Week	Weekly Tasks	Persons in Charge	Backup
until November 8^th	Explore and finalize the dataset and the problem statements	Everyone	Everyone
-	Complete the proposal and assign some high-level tasks	Everyone	Everyone
November 9^th to 15^th	Exploratory Data Analysis	Shashwat	Bharath
-	Data cleaning and Data pre-processing based on EDA	Bharath	Pranshu
-	Question specific exploration and identify initial trends and patterns	Joel	Vishal
November 16^th to 22^nd	Model training for Q1	Vishal	Shashwat
-	Model training for Q2	Pranshu	Joel
November 23^rd to 29^th	Continue Model training and testing for Q1 and Q2	Vishal	Pranshu
-	Improving the models if there is a need	Joel	Bharath
November 30^th to December 6^th	Refining the code for code review with comments	Bharath	Vishal
-	Generate insights from the model output	Shashwat	Joel
December 7^th to 13^th	Review the generated models	Pranshu	Shashwat
-	Write-up and presentation for the project	Everyone	Everyone

Repo Organization

The following are the folders involved in the Project repository.

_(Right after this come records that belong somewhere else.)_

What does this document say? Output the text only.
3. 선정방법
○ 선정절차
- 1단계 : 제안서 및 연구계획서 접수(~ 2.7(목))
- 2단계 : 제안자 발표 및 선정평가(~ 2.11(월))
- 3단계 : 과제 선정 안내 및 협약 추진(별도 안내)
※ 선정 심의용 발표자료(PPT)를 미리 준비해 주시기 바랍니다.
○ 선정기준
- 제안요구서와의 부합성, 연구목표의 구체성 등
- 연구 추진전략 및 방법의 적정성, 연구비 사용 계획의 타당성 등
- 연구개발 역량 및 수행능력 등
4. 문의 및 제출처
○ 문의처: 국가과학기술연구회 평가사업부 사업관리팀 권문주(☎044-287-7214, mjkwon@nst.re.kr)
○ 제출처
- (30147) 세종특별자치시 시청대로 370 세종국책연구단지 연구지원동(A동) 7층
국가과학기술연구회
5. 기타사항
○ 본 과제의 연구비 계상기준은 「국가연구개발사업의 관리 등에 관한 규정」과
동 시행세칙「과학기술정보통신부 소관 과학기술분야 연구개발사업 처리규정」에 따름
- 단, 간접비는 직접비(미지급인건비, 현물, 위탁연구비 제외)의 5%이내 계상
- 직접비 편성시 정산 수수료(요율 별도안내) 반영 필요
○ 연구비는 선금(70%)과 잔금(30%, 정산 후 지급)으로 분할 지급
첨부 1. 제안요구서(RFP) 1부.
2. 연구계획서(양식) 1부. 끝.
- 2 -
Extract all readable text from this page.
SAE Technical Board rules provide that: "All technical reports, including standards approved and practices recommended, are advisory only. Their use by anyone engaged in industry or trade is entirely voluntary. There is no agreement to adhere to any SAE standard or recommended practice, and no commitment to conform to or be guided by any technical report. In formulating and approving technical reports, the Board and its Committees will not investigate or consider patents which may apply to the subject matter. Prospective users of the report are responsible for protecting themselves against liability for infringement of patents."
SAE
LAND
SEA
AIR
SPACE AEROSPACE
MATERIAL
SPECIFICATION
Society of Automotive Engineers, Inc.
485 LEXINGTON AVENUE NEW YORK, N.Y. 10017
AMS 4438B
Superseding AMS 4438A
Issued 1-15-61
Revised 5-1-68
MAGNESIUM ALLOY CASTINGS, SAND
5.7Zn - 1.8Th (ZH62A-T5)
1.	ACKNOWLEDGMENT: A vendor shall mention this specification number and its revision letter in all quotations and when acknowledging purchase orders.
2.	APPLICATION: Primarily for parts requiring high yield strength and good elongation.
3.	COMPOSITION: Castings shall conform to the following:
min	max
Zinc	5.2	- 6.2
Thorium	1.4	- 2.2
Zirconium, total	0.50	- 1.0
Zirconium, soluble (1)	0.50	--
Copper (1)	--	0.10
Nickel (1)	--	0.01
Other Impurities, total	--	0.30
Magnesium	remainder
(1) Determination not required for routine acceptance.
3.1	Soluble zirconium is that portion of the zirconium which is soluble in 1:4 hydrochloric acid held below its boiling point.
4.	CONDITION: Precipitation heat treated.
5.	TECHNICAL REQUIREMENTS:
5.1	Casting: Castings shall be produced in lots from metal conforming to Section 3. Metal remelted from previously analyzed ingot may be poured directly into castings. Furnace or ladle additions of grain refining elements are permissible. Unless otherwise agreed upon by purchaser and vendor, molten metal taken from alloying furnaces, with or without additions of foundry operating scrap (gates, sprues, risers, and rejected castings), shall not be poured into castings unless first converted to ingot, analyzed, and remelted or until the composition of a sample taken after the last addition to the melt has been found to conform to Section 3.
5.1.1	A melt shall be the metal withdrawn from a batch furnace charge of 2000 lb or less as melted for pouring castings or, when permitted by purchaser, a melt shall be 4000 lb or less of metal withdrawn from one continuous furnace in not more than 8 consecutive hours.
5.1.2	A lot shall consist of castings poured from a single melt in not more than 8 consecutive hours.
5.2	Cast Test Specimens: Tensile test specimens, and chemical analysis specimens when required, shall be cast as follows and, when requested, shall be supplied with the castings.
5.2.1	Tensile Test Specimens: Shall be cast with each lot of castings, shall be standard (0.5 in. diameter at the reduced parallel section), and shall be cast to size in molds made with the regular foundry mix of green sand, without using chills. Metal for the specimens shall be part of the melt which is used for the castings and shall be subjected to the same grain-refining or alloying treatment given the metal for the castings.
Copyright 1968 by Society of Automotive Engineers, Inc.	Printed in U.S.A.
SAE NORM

‘data/’: Used for storing any necessary data files for the project, such as input files.
‘images/’: Used for storing image files used in the project.
‘presentation_files/’: Folder for having presentation related files.
‘_extra/’: Used to brainstorm our analysis which won’t impact our project workflow.
‘_freeze/’: This folder is used to store the generated files during the build process. These files represent the frozen state of the website at a specific point in time.
‘_site/’: Folder used to store the generated static website files after the site generator processes the quarto document.
‘.github/’: Folder for storing github templates and workflow.

We will be creating few folders inside images/ folder for storing question specific images and presentation related images which are generated through out the plot. We will be creating images/Q1, images/Q2 and images/Presentation for those respective files.

Note:

These are the planned approaches, and we intend to explore and solve the problem statement which we came up with. Parts of our approach might change in the final implementation.